I'm the guy who has to have the latest and greatest (when it comes to Yamaha) so I would buy a 2025. I put so many miles on these that I'm to the point that I need to sell them after a year to avoid taking the big hit on resale. Saving money up front costs me when it comes to resell.
Went into my local dealership to ask about the differences between the different models, was basically told to go look it up. Then i was told the 2025s wouldnt be available till spring. What a load of BS.
Ed no it didn't and I wasn't expecting it to based on the map date. This was simply an exercise to show how to perform updates which we haven't seen yet as some were initially complaining there was no way (implying no process) to update them.
I've debated for month now between the Rmax4 and the KRX4. They both are rated as great, reliable machines and I keep changing my mind. Analysis paralysis! Now that I see the 2025 Rmax4 long wheel base, I'm very inclined towards it. I like the dump box, rear engine mounted, TURF MODE, larger back seat area, expected improved ride geometry, upgraded brakes, bigger axles. Not sure how big of a game changer the selectable power steering modes will be? What I LOVE most is they are about $1K - $1200 less MSRP. Seems crazy with all the new upgrades.
If your main goal is rock crawling then KRX4. If you want to do some work and haul some gear (but it can still crawl, just maybe not as good as the KRX4), then RMAX4 LW.
You could fasten some lexan to the inner tubular frame if you wanted to.

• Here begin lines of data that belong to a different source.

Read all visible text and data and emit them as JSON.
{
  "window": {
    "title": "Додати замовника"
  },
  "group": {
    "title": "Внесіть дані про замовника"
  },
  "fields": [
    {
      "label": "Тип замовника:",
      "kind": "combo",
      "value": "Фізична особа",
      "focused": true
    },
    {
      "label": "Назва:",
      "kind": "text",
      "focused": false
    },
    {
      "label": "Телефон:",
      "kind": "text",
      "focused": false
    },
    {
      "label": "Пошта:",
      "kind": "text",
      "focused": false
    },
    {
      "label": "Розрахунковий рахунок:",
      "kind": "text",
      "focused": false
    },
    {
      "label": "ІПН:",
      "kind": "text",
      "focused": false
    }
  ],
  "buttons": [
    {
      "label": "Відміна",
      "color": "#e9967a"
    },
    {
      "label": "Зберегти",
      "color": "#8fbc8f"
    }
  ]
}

It wouldn't hug the plastic frame perfectly but you would still be protected from the elements, especially if you used weatherstrip around your lexan.

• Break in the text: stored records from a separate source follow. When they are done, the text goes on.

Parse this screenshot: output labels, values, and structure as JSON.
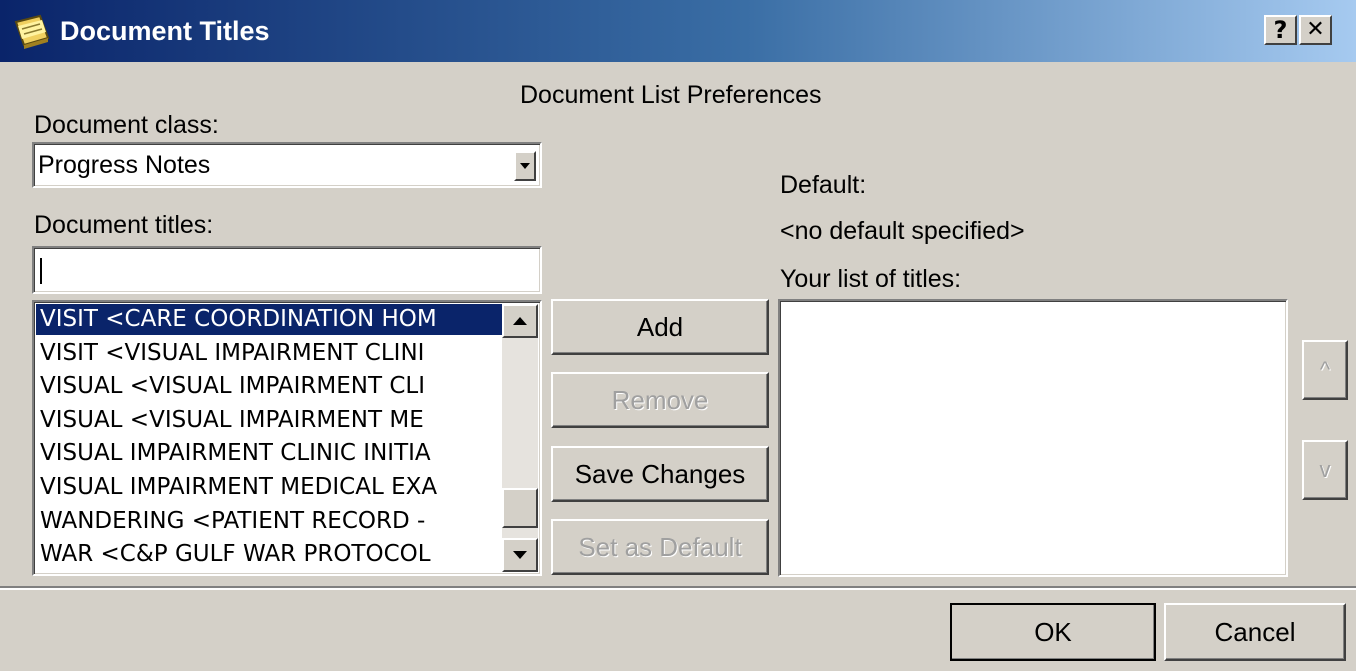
{
  "window": {
    "title": "Document Titles",
    "help_glyph": "?",
    "close_glyph": "✕"
  },
  "header": {
    "text": "Document List Preferences"
  },
  "document_class": {
    "label": "Document class:",
    "selected": "Progress Notes"
  },
  "document_titles": {
    "label": "Document titles:",
    "search_value": "",
    "items": [
      "VISIT  <CARE COORDINATION HOM",
      "VISIT  <VISUAL IMPAIRMENT CLINI",
      "VISUAL  <VISUAL IMPAIRMENT CLI",
      "VISUAL  <VISUAL IMPAIRMENT ME",
      "VISUAL IMPAIRMENT CLINIC INITIA",
      "VISUAL IMPAIRMENT MEDICAL EXA",
      "WANDERING  <PATIENT RECORD -",
      "WAR  <C&P GULF WAR PROTOCOL"
    ],
    "selected_index": 0
  },
  "actions": {
    "add": "Add",
    "remove": "Remove",
    "save_changes": "Save Changes",
    "set_as_default": "Set as Default"
  },
  "default": {
    "label": "Default:",
    "value": "<no default specified>"
  },
  "your_titles": {
    "label": "Your list of titles:",
    "items": []
  },
  "reorder": {
    "up_glyph": "^",
    "down_glyph": "v"
  },
  "footer": {
    "ok": "OK",
    "cancel": "Cancel"
  },
  "colors": {
    "titlebar_start": "#0a246a",
    "selection": "#0a246a",
    "dialog_face": "#d4d0c8"
  }
}
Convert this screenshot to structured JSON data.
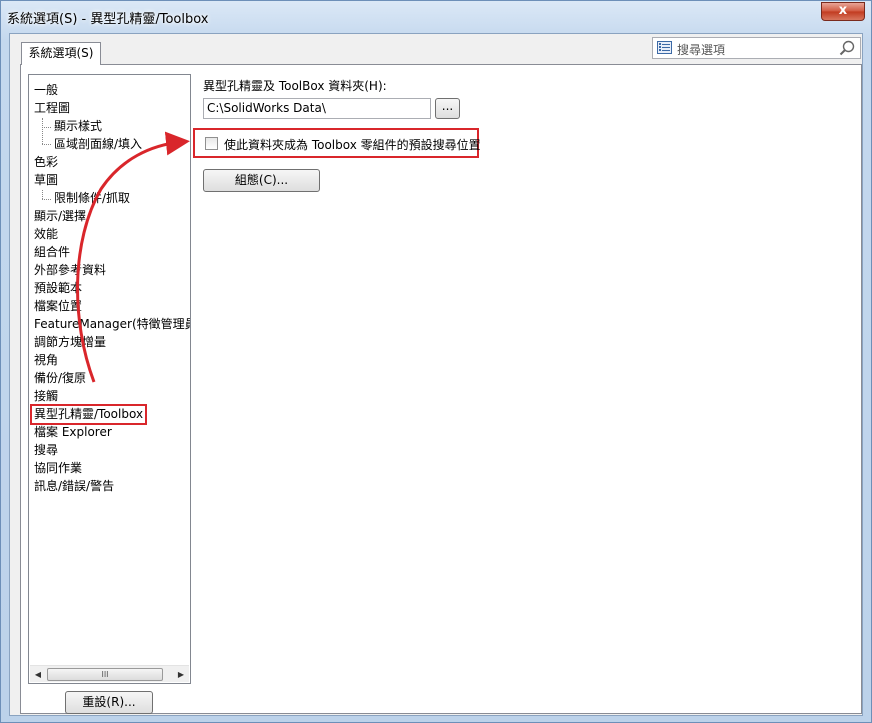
{
  "window": {
    "title": "系統選項(S) - 異型孔精靈/Toolbox",
    "close_label": "x"
  },
  "tab": {
    "label": "系統選項(S)"
  },
  "search": {
    "placeholder": "搜尋選項"
  },
  "tree": {
    "items": [
      {
        "label": "一般",
        "level": 0
      },
      {
        "label": "工程圖",
        "level": 0
      },
      {
        "label": "顯示樣式",
        "level": 1
      },
      {
        "label": "區域剖面線/填入",
        "level": 1
      },
      {
        "label": "色彩",
        "level": 0
      },
      {
        "label": "草圖",
        "level": 0
      },
      {
        "label": "限制條件/抓取",
        "level": 1
      },
      {
        "label": "顯示/選擇",
        "level": 0
      },
      {
        "label": "效能",
        "level": 0
      },
      {
        "label": "組合件",
        "level": 0
      },
      {
        "label": "外部參考資料",
        "level": 0
      },
      {
        "label": "預設範本",
        "level": 0
      },
      {
        "label": "檔案位置",
        "level": 0
      },
      {
        "label": "FeatureManager(特徵管理員",
        "level": 0
      },
      {
        "label": "調節方塊增量",
        "level": 0
      },
      {
        "label": "視角",
        "level": 0
      },
      {
        "label": "備份/復原",
        "level": 0
      },
      {
        "label": "接觸",
        "level": 0
      },
      {
        "label": "異型孔精靈/Toolbox",
        "level": 0,
        "selected": true
      },
      {
        "label": "檔案 Explorer",
        "level": 0
      },
      {
        "label": "搜尋",
        "level": 0
      },
      {
        "label": "協同作業",
        "level": 0
      },
      {
        "label": "訊息/錯誤/警告",
        "level": 0
      }
    ],
    "scroll_left": "◀",
    "scroll_right": "▶",
    "scroll_thumb_grip": "III"
  },
  "reset_button": "重設(R)...",
  "main": {
    "folder_label": "異型孔精靈及 ToolBox 資料夾(H):",
    "folder_path": "C:\\SolidWorks Data\\",
    "browse_label": "...",
    "checkbox_label": "使此資料夾成為 Toolbox 零組件的預設搜尋位置",
    "checkbox_checked": false,
    "config_button": "組態(C)..."
  },
  "colors": {
    "highlight": "#d9262b",
    "title_bar": "#c4d8ee"
  }
}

I just did this and lost one of the small spacers down into the hole in the floor the seatbelt mounts to and it's gone. 😫 Also, mine came with an allen head screw for the mount in the front floor, not a hex head, not big deal. Problem is I went to tighten it, then saw the bracket bending. Then I realized it needs a spacer under it which did not come with the kit. But I found a larger nut that worked somewhat.

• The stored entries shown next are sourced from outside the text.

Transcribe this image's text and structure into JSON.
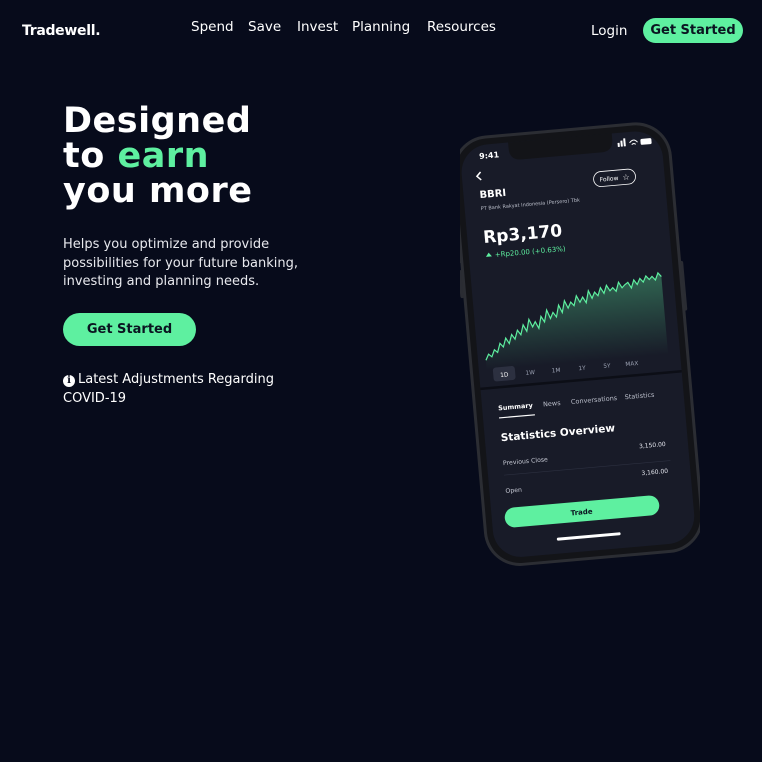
{
  "brand": {
    "logo": "Tradewell."
  },
  "nav": {
    "items": [
      {
        "label": "Spend"
      },
      {
        "label": "Save"
      },
      {
        "label": "Invest"
      },
      {
        "label": "Planning"
      },
      {
        "label": "Resources"
      }
    ],
    "login_label": "Login",
    "cta_label": "Get Started"
  },
  "hero": {
    "title_line1": "Designed",
    "title_line2_prefix": "to ",
    "title_line2_accent": "earn",
    "title_line3": "you more",
    "subtitle": "Helps you optimize and provide possibilities for your future banking, investing and planning needs.",
    "cta_label": "Get Started",
    "notice": "Latest Adjustments Regarding COVID-19"
  },
  "colors": {
    "background": "#070b1b",
    "accent": "#5ef0a0",
    "text": "#ffffff"
  },
  "phone": {
    "time": "9:41",
    "ticker": "BBRI",
    "company": "PT Bank Rakyat Indonesia (Persero) Tbk",
    "follow_label": "Follow",
    "price": "Rp3,170",
    "change": "+Rp20.00 (+0.63%)",
    "ranges": [
      "1D",
      "1W",
      "1M",
      "1Y",
      "5Y",
      "MAX"
    ],
    "selected_range": "1D",
    "tabs": [
      "Summary",
      "News",
      "Conversations",
      "Statistics"
    ],
    "active_tab": "Summary",
    "stats_title": "Statistics Overview",
    "stats": [
      {
        "label": "Previous Close",
        "value": "3,150.00"
      },
      {
        "label": "Open",
        "value": "3,160.00"
      }
    ],
    "trade_label": "Trade",
    "chart_series": [
      12,
      18,
      15,
      22,
      19,
      28,
      24,
      33,
      27,
      36,
      31,
      40,
      35,
      45,
      38,
      50,
      42,
      47,
      40,
      52,
      46,
      58,
      49,
      55,
      50,
      62,
      54,
      66,
      58,
      64,
      60,
      70,
      63,
      68,
      62,
      74,
      66,
      72,
      68,
      76,
      70,
      78,
      72,
      75,
      71,
      80,
      74,
      77,
      79,
      73,
      81,
      76,
      82,
      78,
      84,
      80,
      83,
      79,
      86,
      82
    ]
  },
  "chart_data": {
    "type": "line",
    "series": [
      {
        "values": [
          12,
          18,
          15,
          22,
          19,
          28,
          24,
          33,
          27,
          36,
          31,
          40,
          35,
          45,
          38,
          50,
          42,
          47,
          40,
          52,
          46,
          58,
          49,
          55,
          50,
          62,
          54,
          66,
          58,
          64,
          60,
          70,
          63,
          68,
          62,
          74,
          66,
          72,
          68,
          76,
          70,
          78,
          72,
          75,
          71,
          80,
          74,
          77,
          79,
          73,
          81,
          76,
          82,
          78,
          84,
          80,
          83,
          79,
          86,
          82
        ]
      }
    ]
  }
}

I've am trying to decide whether or not to buy a Wolverine x2 1000 xt-r, and am afraid of all this belt drive stuff. Videos of maintenance show that the seats and covers etc etc all have to be removed. It looks like a real pain to service. I have zero experience maintaining cvt transmissions, including snowmobiles, etc. This is all scaring me away a bit.
You can always let the dealer perform the service. RMAX2\X2 1000 is much easier to service as it doesn't require as many body panels to access the CVT like the 4 seaters. I've also had feedback from those with no CVT experience successfully doing it using my videos. If you're mechanically-inclined, you should have no issue. If you're not, simply have your dealership perform it.
There is a ton of misinformation circulating around Jaso MA/MA2 specification. Jaso is a Japanese friction specification, not a additive specification. And there is no guarentee that engine oils with or without this specification will be free of friction additives. I have personally witnessed Jaso MA/MA2 engine oils which contain molybdenum disulfide in large quantities. Long story short; engine oils without the Jaso rating can be just as safe if not safer to use with wet clutches or other friction plate clutches.
Yes it would. Same engine and transmission. Diffs may have different size bolts as both front and rear diffs are new parts, but the drain and fill procedure should be the same.
I also made a block-off which is the final part of the solution to heat migration in the cab: www.wolverineforums.com/threads/2019-yxz-1000r-radiator-cooling-analysis-and-free-heat-for-the-winter.37739/?post_id=442248#post-442248
@@MassiveOverkill went through there Saturday morning. I also didnt have my volume up when I started watching the first time and didnt hear you say Castle Creek.
Keep your eye on the screws that hold the handle you place ur hand on to tighten the filter into the locking position. Mine rattled loose twice actually had to go up a screw size to fix issue. Haven't really pushed my machine that hard my only problem I've had.
Well you can see in this video that rinsing it from the outside, no water passes through the media. so doing it from the inside, you'll have the same issue. I can see the concern about embedding dirt further into the media from washing it from the outside, but I don't believe that's an issue if you use gentle water pressure or seal off the ends and spin the filter while it's submersed.